I am a world-class procrastinator.
Yeah, I know, *GASP*
But honestly, between Facebook and DVR and Netflix… I’m so easily distracted by it all. Write for a few minutes – notice flashing “Soandso messaged you…” in the Chrome tab. Alt-Tab back to browser. Chat with Soandso for a few minutes. Back to writing. Oh wait – its too quiet in here. Turn on the new episode of Chopped (or what have you) as background noise. End up watching most of it. *sigh*
But the shinies are not the only things that distract me, no. My attention also gets captured by intangibles.

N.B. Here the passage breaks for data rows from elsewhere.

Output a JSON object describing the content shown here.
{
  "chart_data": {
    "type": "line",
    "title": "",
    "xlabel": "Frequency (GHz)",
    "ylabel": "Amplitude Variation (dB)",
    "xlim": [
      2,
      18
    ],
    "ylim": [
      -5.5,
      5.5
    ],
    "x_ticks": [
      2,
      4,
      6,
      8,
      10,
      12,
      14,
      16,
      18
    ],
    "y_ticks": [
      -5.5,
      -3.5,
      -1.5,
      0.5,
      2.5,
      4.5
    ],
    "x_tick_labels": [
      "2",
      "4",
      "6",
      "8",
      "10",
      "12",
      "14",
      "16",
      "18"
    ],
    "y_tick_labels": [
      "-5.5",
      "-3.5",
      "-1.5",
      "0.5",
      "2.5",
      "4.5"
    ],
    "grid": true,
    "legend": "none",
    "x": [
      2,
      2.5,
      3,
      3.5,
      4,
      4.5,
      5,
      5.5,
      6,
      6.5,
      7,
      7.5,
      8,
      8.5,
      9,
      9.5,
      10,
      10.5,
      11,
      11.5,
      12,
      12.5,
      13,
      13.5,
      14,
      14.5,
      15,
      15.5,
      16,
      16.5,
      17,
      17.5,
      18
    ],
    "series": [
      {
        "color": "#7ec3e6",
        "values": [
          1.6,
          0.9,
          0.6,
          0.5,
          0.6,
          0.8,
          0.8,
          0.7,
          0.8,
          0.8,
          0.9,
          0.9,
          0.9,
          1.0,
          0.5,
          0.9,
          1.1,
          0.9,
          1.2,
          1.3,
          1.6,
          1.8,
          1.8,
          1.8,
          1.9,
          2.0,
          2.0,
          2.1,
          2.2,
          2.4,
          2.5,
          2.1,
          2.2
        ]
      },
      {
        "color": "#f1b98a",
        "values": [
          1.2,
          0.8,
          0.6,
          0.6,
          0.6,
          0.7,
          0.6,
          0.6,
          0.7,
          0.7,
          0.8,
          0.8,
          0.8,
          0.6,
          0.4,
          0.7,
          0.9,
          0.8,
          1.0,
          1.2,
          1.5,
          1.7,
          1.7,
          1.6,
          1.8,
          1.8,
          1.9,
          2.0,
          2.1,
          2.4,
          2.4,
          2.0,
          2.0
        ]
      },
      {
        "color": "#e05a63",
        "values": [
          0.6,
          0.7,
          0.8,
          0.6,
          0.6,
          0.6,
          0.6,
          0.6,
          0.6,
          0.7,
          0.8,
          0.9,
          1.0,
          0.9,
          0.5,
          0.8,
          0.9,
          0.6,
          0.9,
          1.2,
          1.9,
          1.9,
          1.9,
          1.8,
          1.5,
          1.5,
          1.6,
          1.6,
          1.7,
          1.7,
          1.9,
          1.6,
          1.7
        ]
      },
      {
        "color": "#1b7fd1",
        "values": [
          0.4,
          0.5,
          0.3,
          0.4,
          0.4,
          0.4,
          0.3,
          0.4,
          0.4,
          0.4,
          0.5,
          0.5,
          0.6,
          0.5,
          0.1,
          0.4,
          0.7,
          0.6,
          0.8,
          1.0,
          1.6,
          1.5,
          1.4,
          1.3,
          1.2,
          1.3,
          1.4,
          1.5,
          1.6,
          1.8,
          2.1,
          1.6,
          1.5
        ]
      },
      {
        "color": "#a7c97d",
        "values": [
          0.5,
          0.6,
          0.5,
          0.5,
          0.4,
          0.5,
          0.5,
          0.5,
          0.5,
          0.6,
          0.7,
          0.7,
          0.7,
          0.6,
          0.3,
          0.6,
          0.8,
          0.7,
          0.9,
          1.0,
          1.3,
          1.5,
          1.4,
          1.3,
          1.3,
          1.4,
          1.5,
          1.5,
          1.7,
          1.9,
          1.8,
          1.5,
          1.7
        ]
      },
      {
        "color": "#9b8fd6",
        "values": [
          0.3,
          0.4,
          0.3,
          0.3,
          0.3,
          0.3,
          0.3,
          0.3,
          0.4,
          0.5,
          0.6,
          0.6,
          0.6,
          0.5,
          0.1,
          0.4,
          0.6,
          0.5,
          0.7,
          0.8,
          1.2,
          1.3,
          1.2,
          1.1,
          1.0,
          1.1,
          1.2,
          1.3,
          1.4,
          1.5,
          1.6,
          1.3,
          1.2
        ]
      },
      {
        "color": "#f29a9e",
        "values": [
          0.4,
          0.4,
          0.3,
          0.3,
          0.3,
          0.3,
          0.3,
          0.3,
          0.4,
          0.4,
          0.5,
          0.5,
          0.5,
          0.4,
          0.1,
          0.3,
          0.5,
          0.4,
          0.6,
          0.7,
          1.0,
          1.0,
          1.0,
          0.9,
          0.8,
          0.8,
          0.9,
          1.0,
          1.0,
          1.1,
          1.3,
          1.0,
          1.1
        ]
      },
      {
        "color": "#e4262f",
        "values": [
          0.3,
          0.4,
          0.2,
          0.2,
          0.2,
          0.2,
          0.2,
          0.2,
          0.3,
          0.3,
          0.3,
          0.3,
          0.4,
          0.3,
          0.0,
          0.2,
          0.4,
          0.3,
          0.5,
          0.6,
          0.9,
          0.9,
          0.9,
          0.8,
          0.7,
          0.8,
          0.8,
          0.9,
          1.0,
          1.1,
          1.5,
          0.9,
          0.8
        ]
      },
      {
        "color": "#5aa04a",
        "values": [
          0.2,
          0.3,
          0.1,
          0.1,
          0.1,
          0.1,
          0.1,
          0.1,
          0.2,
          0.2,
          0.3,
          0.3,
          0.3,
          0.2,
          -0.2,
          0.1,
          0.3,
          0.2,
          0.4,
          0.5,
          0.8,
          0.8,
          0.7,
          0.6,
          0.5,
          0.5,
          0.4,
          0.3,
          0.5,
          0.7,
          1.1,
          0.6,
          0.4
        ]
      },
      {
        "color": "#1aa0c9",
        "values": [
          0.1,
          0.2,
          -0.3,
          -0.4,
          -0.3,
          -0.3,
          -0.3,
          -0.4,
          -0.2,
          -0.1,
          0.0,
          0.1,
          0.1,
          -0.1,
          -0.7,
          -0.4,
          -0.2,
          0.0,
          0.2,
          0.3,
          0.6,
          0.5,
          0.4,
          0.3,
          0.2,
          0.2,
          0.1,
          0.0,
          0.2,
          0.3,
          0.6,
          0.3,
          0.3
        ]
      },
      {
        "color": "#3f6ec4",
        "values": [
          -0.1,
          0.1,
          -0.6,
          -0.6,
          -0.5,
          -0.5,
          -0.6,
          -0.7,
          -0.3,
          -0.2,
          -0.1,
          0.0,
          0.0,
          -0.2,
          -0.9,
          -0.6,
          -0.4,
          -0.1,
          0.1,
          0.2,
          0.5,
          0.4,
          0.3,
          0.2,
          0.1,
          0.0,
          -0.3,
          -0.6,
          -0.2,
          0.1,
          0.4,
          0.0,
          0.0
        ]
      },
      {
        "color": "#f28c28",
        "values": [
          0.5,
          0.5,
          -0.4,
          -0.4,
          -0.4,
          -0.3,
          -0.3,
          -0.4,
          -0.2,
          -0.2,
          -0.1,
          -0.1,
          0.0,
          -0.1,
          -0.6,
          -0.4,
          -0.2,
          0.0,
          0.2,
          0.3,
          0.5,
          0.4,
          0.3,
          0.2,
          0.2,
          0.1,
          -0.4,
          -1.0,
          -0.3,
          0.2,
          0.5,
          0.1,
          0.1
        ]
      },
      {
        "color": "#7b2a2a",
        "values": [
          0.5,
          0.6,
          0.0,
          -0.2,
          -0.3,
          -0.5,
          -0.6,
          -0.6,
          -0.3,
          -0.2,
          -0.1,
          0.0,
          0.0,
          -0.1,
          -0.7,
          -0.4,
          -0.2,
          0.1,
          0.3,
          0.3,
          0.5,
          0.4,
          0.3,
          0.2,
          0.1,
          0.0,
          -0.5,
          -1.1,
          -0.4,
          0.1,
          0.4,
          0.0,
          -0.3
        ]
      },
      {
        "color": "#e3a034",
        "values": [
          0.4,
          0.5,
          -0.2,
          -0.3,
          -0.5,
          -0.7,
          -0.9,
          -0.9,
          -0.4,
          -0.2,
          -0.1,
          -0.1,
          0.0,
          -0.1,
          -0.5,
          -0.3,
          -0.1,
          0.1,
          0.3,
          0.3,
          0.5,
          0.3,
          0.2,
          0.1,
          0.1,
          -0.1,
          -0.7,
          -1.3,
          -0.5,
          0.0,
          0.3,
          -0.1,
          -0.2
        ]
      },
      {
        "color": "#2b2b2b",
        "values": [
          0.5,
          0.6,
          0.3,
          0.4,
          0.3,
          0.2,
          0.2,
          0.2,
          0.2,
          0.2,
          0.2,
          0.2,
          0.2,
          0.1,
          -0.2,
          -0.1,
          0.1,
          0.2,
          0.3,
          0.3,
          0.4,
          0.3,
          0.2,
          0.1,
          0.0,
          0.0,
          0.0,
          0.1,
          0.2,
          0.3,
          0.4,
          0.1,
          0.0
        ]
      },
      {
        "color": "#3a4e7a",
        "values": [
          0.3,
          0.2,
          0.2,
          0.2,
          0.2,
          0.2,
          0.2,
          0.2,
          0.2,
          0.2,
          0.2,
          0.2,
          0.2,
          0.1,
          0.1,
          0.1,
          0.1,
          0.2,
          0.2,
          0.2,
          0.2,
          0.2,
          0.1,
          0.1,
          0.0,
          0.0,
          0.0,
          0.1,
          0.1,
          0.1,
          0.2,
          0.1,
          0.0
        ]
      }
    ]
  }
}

Lately, all this waiting for news on “Inferno” has me beside myself with anxiety. I want to both FINISH “Inferno” immediately, just in case, or not touch it in case they have notes for it. I am also stressed about money and school and an up-coming summer move (which requires a lot of money at a time when we have none) and so all I can think about is all the potentially immediately lucrative smut I should be publishing just to pay the bills.
And so I end up in a tizzy, vacillating back and forth, and don’t end up writing much of anything at all.
Which brings me to today. I have such beautiful intentions of writing today, but already I’m distracted by Facebook (which I closed!) and DVR (Longmire, which is almost over!) and Jack (with whom I’m collaborating).
I think I need to really start zeroing out everything that’s not conducive to writing. Imposing a 15-minute limit on my Facebook adventures. Imposing a “TV-only-during work hours” rule. And forcing myself to waste less time every day.
I’ve got a billion stories to write and only a finite time on this Earth.
Damn it, Penelope! As Nike used to say, JUST DO IT!